Herr Prof. Nowak, die einen verstehen unter „Team“ eine Ansammlung von Menschen, die zusammenarbeiten, die anderen benutzen den Begriff für eine funktionierende Gemeinschaft. Was zeichnet für Sie ein Team aus?
Einen Satz, den ich meinen Studenten häufig sage, lautet: Team ist keine Weltanschauung, sondern eine Arbeitsform, das heißt, ein Team definiert sich immer über eine Aufgabe, die ein Einzelner nicht alleine machen kann. Ein gutes Team benötigt auf der einen Seite die notwendige versammelte Fachkompetenz, quasi die Hardware, die für die Bewältigung der gemeinsamen Aufgabe erforderlich ist. Und auf der anderen Seite auch Persönlichkeiten und Arbeitsstile, die unterschiedlich, aber dennoch miteinander kompatibel sind. Die Kunst der Teamführung besteht also vor allem darin, diese Unterschiedlichkeit produktiv zu managen.

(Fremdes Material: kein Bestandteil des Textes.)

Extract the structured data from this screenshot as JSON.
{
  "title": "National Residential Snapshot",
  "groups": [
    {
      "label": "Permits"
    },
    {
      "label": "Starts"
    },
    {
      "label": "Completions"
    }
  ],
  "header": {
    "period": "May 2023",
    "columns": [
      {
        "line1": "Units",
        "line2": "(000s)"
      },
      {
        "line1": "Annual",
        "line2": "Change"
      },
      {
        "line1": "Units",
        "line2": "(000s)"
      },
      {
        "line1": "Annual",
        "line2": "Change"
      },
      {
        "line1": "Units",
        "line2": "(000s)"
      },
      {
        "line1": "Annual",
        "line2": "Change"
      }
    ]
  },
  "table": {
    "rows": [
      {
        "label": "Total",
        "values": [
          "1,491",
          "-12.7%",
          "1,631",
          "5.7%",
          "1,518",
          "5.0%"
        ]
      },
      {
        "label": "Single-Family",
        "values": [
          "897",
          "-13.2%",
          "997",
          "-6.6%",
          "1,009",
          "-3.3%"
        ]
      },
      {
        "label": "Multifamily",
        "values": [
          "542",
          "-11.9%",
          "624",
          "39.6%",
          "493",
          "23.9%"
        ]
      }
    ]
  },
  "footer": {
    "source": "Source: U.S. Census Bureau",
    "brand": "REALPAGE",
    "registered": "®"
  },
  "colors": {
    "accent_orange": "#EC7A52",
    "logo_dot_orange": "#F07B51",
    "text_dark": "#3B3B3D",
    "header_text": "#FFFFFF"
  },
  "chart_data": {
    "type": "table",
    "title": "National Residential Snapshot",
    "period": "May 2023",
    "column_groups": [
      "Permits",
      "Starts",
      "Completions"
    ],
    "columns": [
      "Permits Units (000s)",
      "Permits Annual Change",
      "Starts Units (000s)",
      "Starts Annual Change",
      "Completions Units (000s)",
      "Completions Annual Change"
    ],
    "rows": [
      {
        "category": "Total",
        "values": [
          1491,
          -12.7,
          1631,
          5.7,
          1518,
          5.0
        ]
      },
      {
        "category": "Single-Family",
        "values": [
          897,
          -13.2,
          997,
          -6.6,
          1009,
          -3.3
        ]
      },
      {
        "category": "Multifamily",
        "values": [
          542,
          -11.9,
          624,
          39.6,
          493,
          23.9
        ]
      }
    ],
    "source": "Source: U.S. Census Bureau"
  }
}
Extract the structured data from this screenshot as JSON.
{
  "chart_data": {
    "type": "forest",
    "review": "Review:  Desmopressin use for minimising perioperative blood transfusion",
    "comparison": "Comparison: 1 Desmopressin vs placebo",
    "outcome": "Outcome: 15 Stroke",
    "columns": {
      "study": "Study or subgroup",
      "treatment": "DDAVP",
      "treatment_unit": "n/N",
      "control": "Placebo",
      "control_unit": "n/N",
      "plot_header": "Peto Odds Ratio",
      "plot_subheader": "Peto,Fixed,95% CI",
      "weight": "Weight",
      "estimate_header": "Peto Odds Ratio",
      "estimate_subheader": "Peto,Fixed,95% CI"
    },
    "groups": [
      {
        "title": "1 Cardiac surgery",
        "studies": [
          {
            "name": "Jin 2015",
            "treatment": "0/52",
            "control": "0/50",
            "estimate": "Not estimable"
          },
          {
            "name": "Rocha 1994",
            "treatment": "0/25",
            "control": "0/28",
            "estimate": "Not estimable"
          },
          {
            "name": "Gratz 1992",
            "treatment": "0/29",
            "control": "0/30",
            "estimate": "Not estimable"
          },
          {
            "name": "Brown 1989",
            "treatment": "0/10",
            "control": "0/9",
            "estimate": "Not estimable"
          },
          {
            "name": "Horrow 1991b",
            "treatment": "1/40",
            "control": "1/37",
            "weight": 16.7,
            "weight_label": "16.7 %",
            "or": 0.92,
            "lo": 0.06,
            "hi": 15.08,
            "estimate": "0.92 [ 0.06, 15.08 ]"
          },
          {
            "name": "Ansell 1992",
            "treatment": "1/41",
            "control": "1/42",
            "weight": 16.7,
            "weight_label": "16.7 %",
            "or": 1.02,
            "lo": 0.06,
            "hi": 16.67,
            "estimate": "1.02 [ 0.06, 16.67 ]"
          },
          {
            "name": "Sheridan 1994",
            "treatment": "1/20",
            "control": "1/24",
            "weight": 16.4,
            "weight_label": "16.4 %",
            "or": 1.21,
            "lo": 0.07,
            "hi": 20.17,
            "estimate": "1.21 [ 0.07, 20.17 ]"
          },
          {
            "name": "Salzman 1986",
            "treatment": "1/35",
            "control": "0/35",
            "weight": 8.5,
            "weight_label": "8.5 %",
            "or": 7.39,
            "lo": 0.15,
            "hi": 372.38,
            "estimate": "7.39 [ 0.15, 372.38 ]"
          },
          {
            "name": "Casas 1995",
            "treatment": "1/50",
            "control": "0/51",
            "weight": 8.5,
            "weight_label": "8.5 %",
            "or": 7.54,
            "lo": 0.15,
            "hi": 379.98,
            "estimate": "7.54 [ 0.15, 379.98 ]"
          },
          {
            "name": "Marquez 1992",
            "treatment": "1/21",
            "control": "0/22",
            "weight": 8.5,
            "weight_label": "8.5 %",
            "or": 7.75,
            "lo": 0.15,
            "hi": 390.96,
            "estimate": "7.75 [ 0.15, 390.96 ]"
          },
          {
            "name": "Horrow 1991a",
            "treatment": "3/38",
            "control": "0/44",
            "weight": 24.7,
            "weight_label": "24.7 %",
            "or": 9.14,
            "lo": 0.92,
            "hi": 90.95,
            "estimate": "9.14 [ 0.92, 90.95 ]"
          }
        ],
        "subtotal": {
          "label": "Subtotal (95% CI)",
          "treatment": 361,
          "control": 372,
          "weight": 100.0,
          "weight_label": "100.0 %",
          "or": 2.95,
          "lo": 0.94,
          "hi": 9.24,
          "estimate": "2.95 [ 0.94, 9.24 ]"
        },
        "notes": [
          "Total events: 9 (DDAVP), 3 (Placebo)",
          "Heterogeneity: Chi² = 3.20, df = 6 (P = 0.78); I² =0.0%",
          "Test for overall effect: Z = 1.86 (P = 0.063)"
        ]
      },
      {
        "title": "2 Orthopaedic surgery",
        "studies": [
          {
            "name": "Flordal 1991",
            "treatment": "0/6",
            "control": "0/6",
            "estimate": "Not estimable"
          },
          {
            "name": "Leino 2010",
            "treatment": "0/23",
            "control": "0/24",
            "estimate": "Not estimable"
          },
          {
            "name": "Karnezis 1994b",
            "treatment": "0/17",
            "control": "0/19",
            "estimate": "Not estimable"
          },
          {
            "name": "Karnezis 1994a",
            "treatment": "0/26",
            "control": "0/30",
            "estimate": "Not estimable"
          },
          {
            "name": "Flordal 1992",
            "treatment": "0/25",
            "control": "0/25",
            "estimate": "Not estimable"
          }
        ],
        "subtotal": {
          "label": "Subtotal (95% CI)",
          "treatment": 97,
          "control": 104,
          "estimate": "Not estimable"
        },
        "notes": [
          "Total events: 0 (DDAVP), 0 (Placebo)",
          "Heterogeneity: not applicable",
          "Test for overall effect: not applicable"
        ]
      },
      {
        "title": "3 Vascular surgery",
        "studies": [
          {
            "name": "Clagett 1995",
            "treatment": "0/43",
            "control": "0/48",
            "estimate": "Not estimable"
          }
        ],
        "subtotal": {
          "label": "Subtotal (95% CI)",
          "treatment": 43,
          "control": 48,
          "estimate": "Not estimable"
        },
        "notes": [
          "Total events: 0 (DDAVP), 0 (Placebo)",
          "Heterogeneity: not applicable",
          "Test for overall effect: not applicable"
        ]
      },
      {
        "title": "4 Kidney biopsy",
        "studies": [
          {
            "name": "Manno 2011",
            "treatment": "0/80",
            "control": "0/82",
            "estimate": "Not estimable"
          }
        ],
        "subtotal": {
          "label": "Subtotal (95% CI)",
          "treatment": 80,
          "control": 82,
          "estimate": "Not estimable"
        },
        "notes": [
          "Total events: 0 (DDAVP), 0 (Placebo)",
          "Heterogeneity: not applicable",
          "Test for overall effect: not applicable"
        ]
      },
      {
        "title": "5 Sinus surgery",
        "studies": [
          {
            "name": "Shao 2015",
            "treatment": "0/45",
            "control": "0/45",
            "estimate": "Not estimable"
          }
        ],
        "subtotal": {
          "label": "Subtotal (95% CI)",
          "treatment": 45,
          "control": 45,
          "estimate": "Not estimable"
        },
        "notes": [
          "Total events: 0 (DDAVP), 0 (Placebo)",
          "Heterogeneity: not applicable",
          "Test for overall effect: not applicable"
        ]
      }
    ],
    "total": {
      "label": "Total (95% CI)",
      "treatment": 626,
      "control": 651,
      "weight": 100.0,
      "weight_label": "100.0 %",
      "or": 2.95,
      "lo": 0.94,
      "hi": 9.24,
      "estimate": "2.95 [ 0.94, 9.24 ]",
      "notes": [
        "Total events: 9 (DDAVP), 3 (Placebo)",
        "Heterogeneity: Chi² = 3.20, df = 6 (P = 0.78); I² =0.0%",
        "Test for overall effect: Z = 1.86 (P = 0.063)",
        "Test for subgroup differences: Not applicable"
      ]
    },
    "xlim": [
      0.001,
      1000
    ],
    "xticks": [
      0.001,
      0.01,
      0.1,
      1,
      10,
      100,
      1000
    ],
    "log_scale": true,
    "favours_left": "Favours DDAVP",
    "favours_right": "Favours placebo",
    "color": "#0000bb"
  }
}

Die obliegt in unserem Fall dem Tankstellenchef. Wie steuert er sein Team?
Zunächst einmal, indem er deutlich macht: Wo können diese Unterschiede im Sinne eines Ganzen zielgerichtet eingesetzt werden? Das kann er sich entweder selbst überlegen oder aber noch besser, gemeinsam mit seinem Team. Es wäre auch sinnvoll zu definieren: Was ist unsere gemeinsame Aufgabe? Ich würde mal sagen, „eine Tankstelle zu betreiben“, wäre als Formulierung ein bisschen blutleer. Es müsste schon etwas sein, was die Menschen mitnimmt und was ihnen das Gefühl gibt, verantwortlich zu sein – und dies nicht nur für ihren Teilbereich, sondern für ihr ganzes „Unternehmen Tankstelle“.
Man muss also dem einzelnen Mitarbeiter klarmachen, welchen Stellenwert er für das Tankstellenunternehmen hat?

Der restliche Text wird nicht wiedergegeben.